Елизавета Павловна открыла глаза. Вышла на школьный двор, умыла лицо под рукомойником, разбудила Марию и Валеру. «Пошли искать!» — только и сказала. Мария хотела возразить, но посмотрела на лицо подруги и тут же встала.
* * *
Маленький человеческий комочек вжался в стену из предательского песчаника. Несколько шагов отделяли Зину от серой бурной воды разбушевавшегося океана.
Валера спустился по руслу ручья, помог подняться наверх Зине. Затем Мария и Елизавета Павловна помогли вскарабкаться ему.
Зина молчала, было слышно только, как от холода постукивают ее зубы. Она посмотрела на Елизавету Павловну, хотела что-то сказать... Зину трясло, ей очень хотелось плакать, но слезы ей изменили, глаза были сухими. Рыдание без слез — это мука, это хуже чем истерика. Валера расстегнул рюкзак, вынул из него термос с обязательными китайскими цветами, налил в алюминиевую кружку пахучего, все еще горячего чаю. Протянул кружку Зине. И тут слезы пришли. Горячие, соленые, тяжелые. Они текли по щекам, по подбородку, по тонкой Зинкиной шее. … Елизавета обняла, прижала к себе девушку. С трудом вымолвила: «Прости меня, прости». Ее тоже душили слезы.

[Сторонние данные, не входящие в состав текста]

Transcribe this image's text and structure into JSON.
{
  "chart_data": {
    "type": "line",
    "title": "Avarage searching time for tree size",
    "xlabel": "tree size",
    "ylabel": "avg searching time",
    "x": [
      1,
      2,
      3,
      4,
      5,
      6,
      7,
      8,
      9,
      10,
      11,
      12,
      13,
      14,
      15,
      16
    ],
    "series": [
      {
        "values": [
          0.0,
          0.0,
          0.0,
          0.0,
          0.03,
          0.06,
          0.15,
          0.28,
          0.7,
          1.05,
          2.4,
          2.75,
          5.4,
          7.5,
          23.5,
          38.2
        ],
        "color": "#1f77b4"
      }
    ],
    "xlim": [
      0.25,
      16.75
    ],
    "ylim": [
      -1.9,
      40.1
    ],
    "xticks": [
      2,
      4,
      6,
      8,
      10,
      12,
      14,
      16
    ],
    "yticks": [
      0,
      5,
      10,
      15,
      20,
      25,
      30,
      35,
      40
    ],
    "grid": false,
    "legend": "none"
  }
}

Руки и ноги у Зины немели, а сердце колотилось так, что отдавало в ушах. Но ей не пришлось переступать этими неверными ногами. Валера подхватил ее на руки, он нес ее как маленького ребенка, и чем дольше нес, тем больше ощущал, как уходит от него противный, унижавший его страх. Он все больше ощущал, что на земле есть маленький человек, маленькая женщина, которую он должен защищать, и его сила обретала смысл. Вскоре Зина согрелась, бешеный стук сердечного бубна поутих. «Я сама пойду», — прошептала она. Но Валера только крепче прижал ее к своей груди.
* * *
Тело Саввы долго искали, но так и не нашли. Океан забрал его себе. Вещи, оставшиеся без хозяина, Елизавета Павловна передала Зине. Вся ценность их заключалась в потрепанной записной книжке с хаотическими записями. Больше всего там было записано про Мути и Кукки, двух воронов прародителей и хранителей кереков. В экспедиции теперь Валера ни на шаг не отходил от Зины. Когда вдвоем они выходили на берег Океана, он рассказывал ей про свое любимое Порецкое, красивое старинное село на берегу Нерли. Через год они поженились, а через полтора у Зины родился крепыш, которого, не сговариваясь, нарекли Саввой. А еще через два года Зина не выдержала груза тайны, нашла Елизавету Павловну и все ей рассказала. Та внимательно выслушала, долго молчала потом сказала: «Пусть живут, как хотят. Никому больше не говори… Это их свобода. Их выбор. Но если сама захочешь Ее найти, я тебе помогу».